Higher crude oil prices and rising European demand have spurred a restart of two previously shelved oil production projects in Newfoundland and Labrador.
Alberta-based Cenovus Energy Inc. and investment partner Suncor are resuming work on the West White Rose off-shore drilling platform, with estimated investment of up to $1.8 billion, while Norwegian oil and energy giant Equinor said it has won approval from federal officials in Canada for the estimated $9-billion, or more, Bay du Nord project, which will use a floating structure instead of a platform to produce, store and off-load oil.
Cenovus Energy now hopes to have its platform in place to begin pumping crude during the first half of 2026. The project was roughly 65% complete when halted by previous owner Husky Energy during the pandemic in 2020. That company was acquired by Cenovus Energy in 2021.
West White Rose is expected to hit peak production of about 80,000 barrels per day by the end of the decade, according to Cenovus Energy.
A consortium of SNC-Lavalin, Dragados and Pennecon was contracted to build the 145-m-high concrete gravity structure for the fixed drilling platform. Kiewit was awarded a contract for fabrication, construction and integration of topsides for the project.
TechnipFMC was awarded an engineering, procurement, construction and installation (EPCI) contract by Husky Energy in August 2017. The contract included the supply and installation of subsea equipment.
Cenovus Energy has reworked its project plans and refined its cost estimates, said Alex Pourbaix, president and CEO, in a statement.
Work on the platform, which will start next year, is expected to cost $1.2 billion to $1.4 billion, with another $389 million for subsea drilling and other work, the company said. It added that a revamped royalty agreement with the Newfoundland-Labrador gpvernment will provide “safeguards to the project’s economics in periods of low commodity prices.”
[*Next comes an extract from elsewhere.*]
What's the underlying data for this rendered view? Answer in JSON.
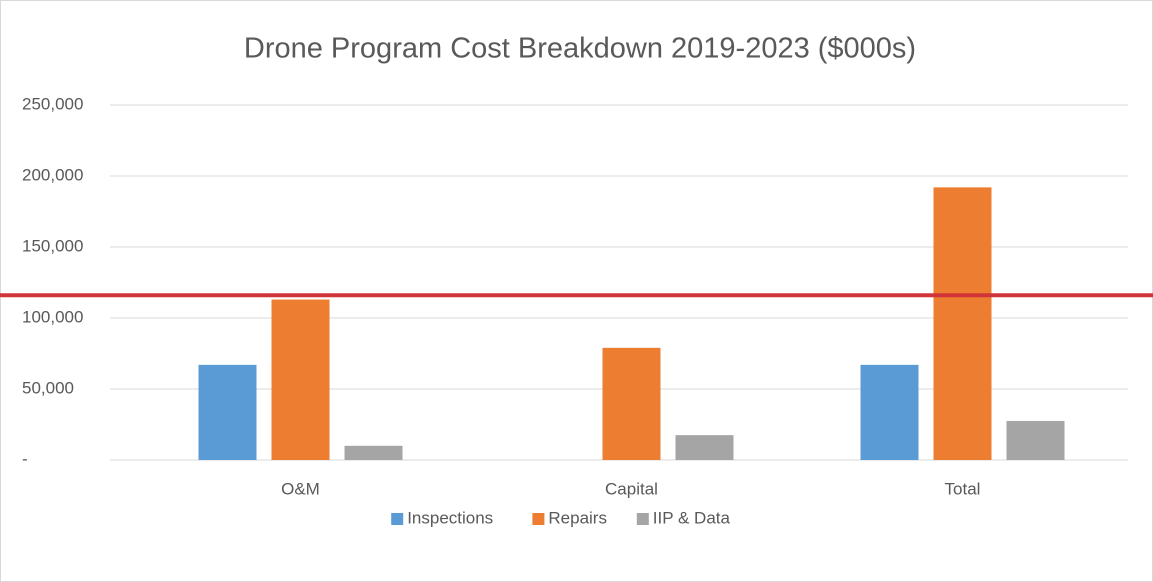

By comparison, scrapping the project and decommissioning the West White Rose project would cost almost as much as completing it—up to $1.4 billion over the next five years, according to the energy firm.
Darin King, executive director of Trades N.L., which represents 16 construction and building unions, said the project "is critical to the future of our province's building trades and construction industry."
The project will generate up to 1,500 more direct and indirect jobs during construction at a fabrication site at the port of Argentia, as well as on the platform, to be located about 350 km offshore, with about 250 new permanent platform jobs also to be created, said Andrew Parsons, Newfoundland-Labrador minister of industry, energy and technology.
"Employment at the Argentia site will ramp up immediately, and increase through next year," he said. "Over its 14-year life span, this project is expected to generate nearly $20 billion in gross domestic product, and over $7 billion in labor income for the province."
The deal with Cenovus Energy also includes $100 million to "support the energy transition and other renewable initiatives," said Parsons. "We will continue to foster an environment that supports our economy by embracing renewable energy, while maximizing our low-carbon oil and gas advantage."
Project Faces Hurdles
By contrast, Equinor’s Bay du Nord project still faces serious hurdles, with the challenge of nailing down a financing package amid a lawsuit by environmental groups.
Ecojustice, an environmental law nonprofit, last month filed a lawsuit in federal court on behalf of the Sierra Club Canada and Équiterre in a bid to block the massive oil production project.
Canadian Environment and Climate Minister Steven Guilbeault approved the project in May while attaching 137 conditions, including a requirement to meet net-zero carbon emission standards by 2050.
James Gunvaldsen Klaassen, a staff lawyer for Ecojustice, contends the federal approval of Bay du Nord did not take into account the impacts of the big fossil fuel extraction project, including possible harm to marine life of oil spills and large tanker traffic. “These are large tankers that are hauling production from the Bay du Nord to the island of Newfoundland or beyond,” he said.
But in a sign of growing market interest in east coast offshore oil projects, British oil giant BP on June 13 announced it was buying Cenovus Energy's 35% stake in Bay du Nord, with Equinor remaining as lead investor. Both firms have said their investments in offshore eastern Canada represents a shift away from oil sands production.
Subject to regulatory approvals, the BP transaction is expected to close in 2022. Equinor has estimated it will make a final investment decision in Bay du Nord in two years. The project would be located in the Flemish Pass Basin, 500 km northeast of St. John's, Newfoundland, in water that is about 1,200 m deep.